Ben Creo: Are recent decisions you’ve made as a CEO that you’re especially proud of?

Laura Yecies: I think our general strategy. We acquired another company to build out our solution, so I’m proud of that decision. I’m proud of the team I brought together. I’m proud of how we’ve built the product, the quality of our research.

Ben Creo: In five years, what’s your vision for Bone Health Technologies? And what might be some of the key indicators or metrics that say, yes, we’ve succeeded?

Laura Yecies: My vision is that we are impacting millions of patients. There’s clearly an enormous market, and so that’s my goal: To be improving bone health for millions of people – that we’re intervening early, that patients slow or delay or prevent bone loss. My goal is that women can expect their bone health to be treated and optimized. Half of all women now are fracturing due to osteoporosis. How can we cut that in half? We’re an aging society and other health conditions are also harming our bones, so it’s a growing problem. We want to reverse that and go in the other direction.
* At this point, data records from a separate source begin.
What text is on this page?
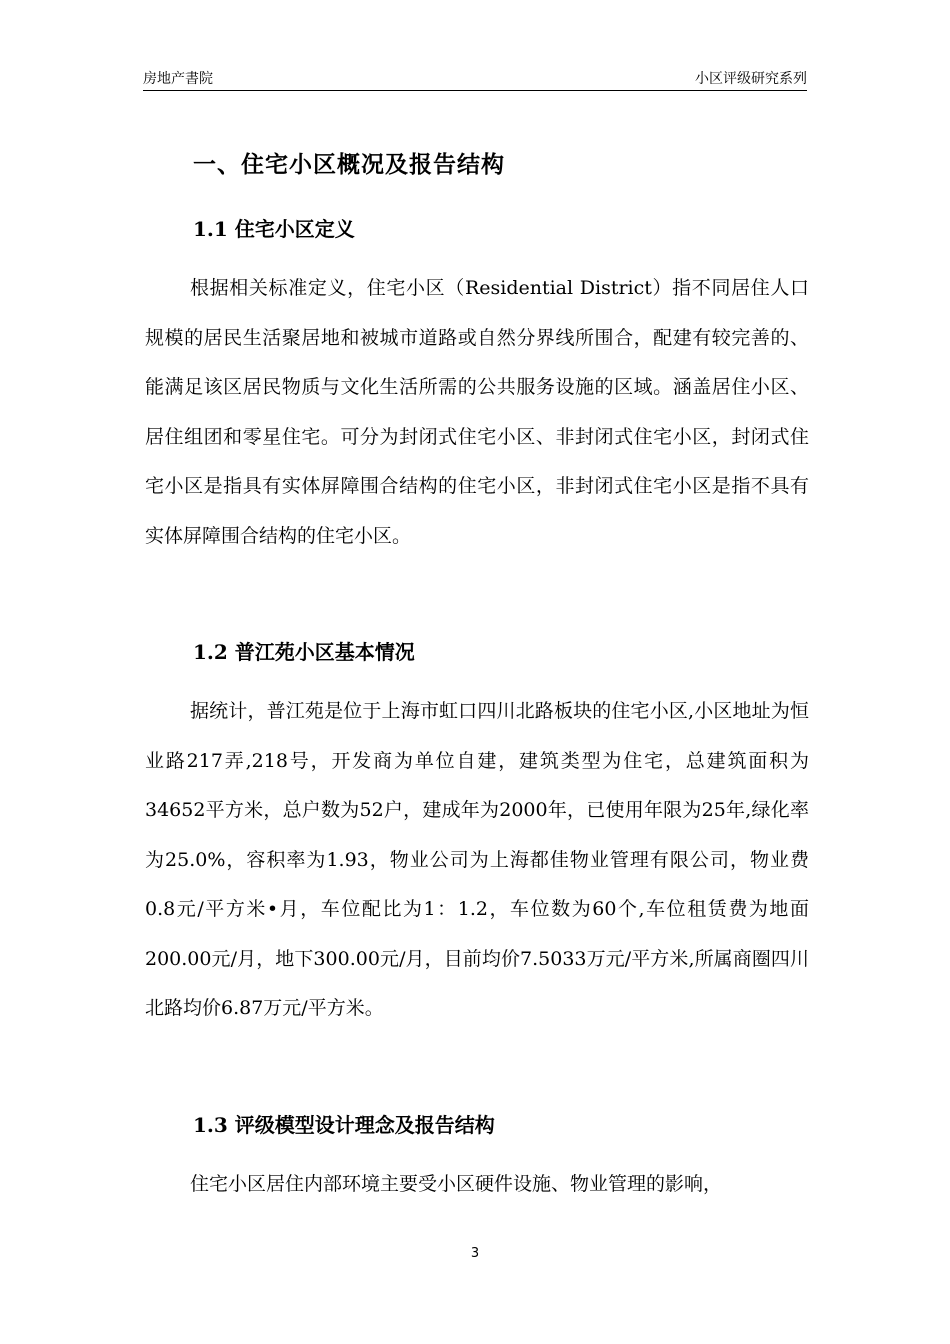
房地产書院	小区评级研究系列
一、住宅小区概况及报告结构
1.1 住宅小区定义

根据相关标准定义，住宅小区（Residential District）指不同居住人口规模的居民生活聚居地和被城市道路或自然分界线所围合，配建有较完善的、能满足该区居民物质与文化生活所需的公共服务设施的区域。涵盖居住小区、居住组团和零星住宅。可分为封闭式住宅小区、非封闭式住宅小区，封闭式住宅小区是指具有实体屏障围合结构的住宅小区，非封闭式住宅小区是指不具有实体屏障围合结构的住宅小区。

1.2 普江苑小区基本情况

据统计，普江苑是位于上海市虹口四川北路板块的住宅小区,小区地址为恒业路217弄,218号，开发商为单位自建，建筑类型为住宅，总建筑面积为34652平方米，总户数为52户，建成年为2000年，已使用年限为25年,绿化率为25.0%，容积率为1.93，物业公司为上海都佳物业管理有限公司，物业费 0.8元/平方米•月，车位配比为1：1.2，车位数为60个,车位租赁费为地面200.00元/月，地下300.00元/月，目前均价7.5033万元/平方米,所属商圈四川北路均价6.87万元/平方米。

1.3 评级模型设计理念及报告结构

住宅小区居住内部环境主要受小区硬件设施、物业管理的影响，

3
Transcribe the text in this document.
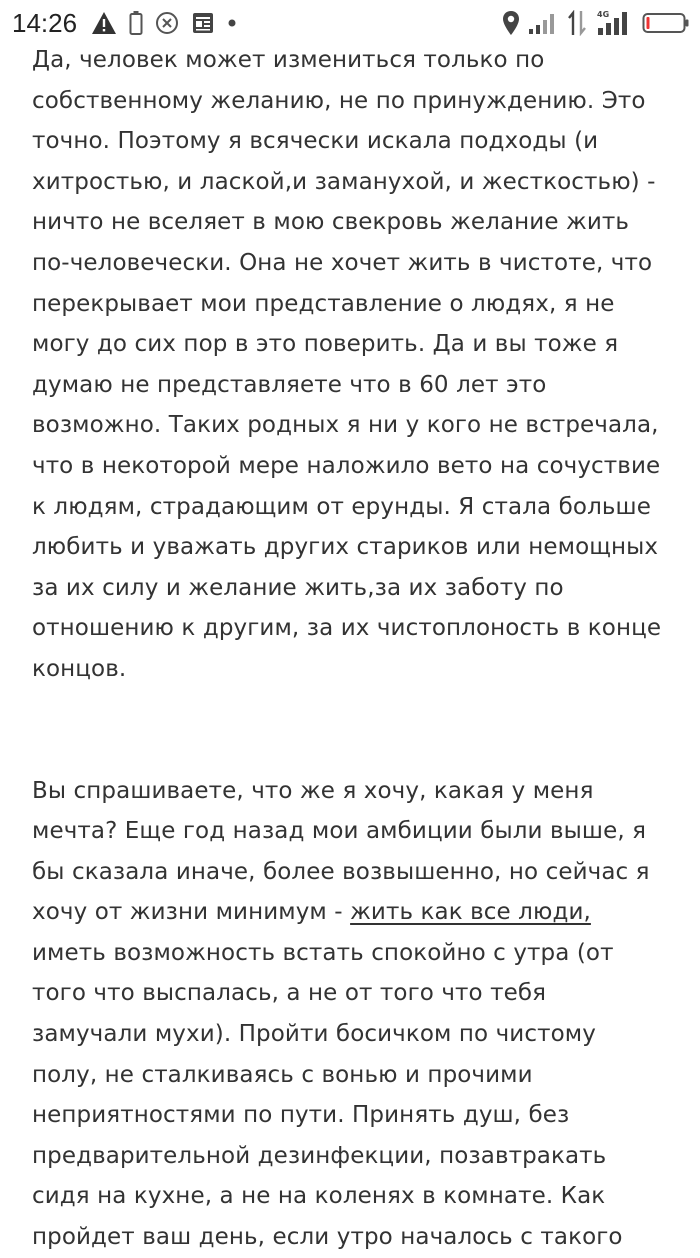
14:26	4G

Да, человек может измениться только по
собственному желанию, не по принуждению. Это
точно. Поэтому я всячески искала подходы (и
хитростью, и лаской,и заманухой, и жесткостью) -
ничто не вселяет в мою свекровь желание жить
по-человечески. Она не хочет жить в чистоте, что
перекрывает мои представление о людях, я не
могу до сих пор в это поверить. Да и вы тоже я
думаю не представляете что в 60 лет это
возможно. Таких родных я ни у кого не встречала,
что в некоторой мере наложило вето на сочуствие
к людям, страдающим от ерунды. Я стала больше
любить и уважать других стариков или немощных
за их силу и желание жить,за их заботу по
отношению к другим, за их чистоплоность в конце
концов.

Вы спрашиваете, что же я хочу, какая у меня
мечта? Еще год назад мои амбиции были выше, я
бы сказала иначе, более возвышенно, но сейчас я
хочу от жизни минимум - жить как все люди,
иметь возможность встать спокойно с утра (от
того что выспалась, а не от того что тебя
замучали мухи). Пройти босичком по чистому
полу, не сталкиваясь с вонью и прочими
неприятностями по пути. Принять душ, без
предварительной дезинфекции, позавтракать
сидя на кухне, а не на коленях в комнате. Как
пройдет ваш день, если утро началось с такого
Now that people see that women do care about their bone health, maybe there’ll be additional solutions that are complementary.

Ben Creo: You’re a small firm in the healthcare space. If you could change one thing about how the U.S. healthcare system treats innovations from small firms, what would that be?

Laura Yecies: The whole process of getting reimbursement is expensive and difficult for startups to navigate. In the medical device field, there’s been a lot of research, especially out of Biodesign, showing that the process is much slower than for pharmaceuticals. And I don’t see any good reason for that. Devices can be economical, they can have tremendous health impact.

Ben Creo: Final question: What advice would you give to someone stepping into their first startup CEO role?

Laura Yecies: Put the right team in place and have the right skills around you. Do you need regulatory? Do you need clinical? Is it really a software play? As the CEO, you’ll have some skills, you won’t have all. Of course, you need to make sure that you have defined a problem that can drive funding, patient purchase, clinician purchase. And then, make sure you have the passion for what you’re going to do. Look at big recent healthcare exits, like Hinge, they’ve been at it for a while. You have to have that mindset. It’s not typically a quick hit. But hopefully, it’s something that you’re passionate about, and you’re working with a good team. After all, it’s the journey—life, liberty, and the happiness of pursuit.

Ben Creo: That’s great advice. Laura, thank you so much.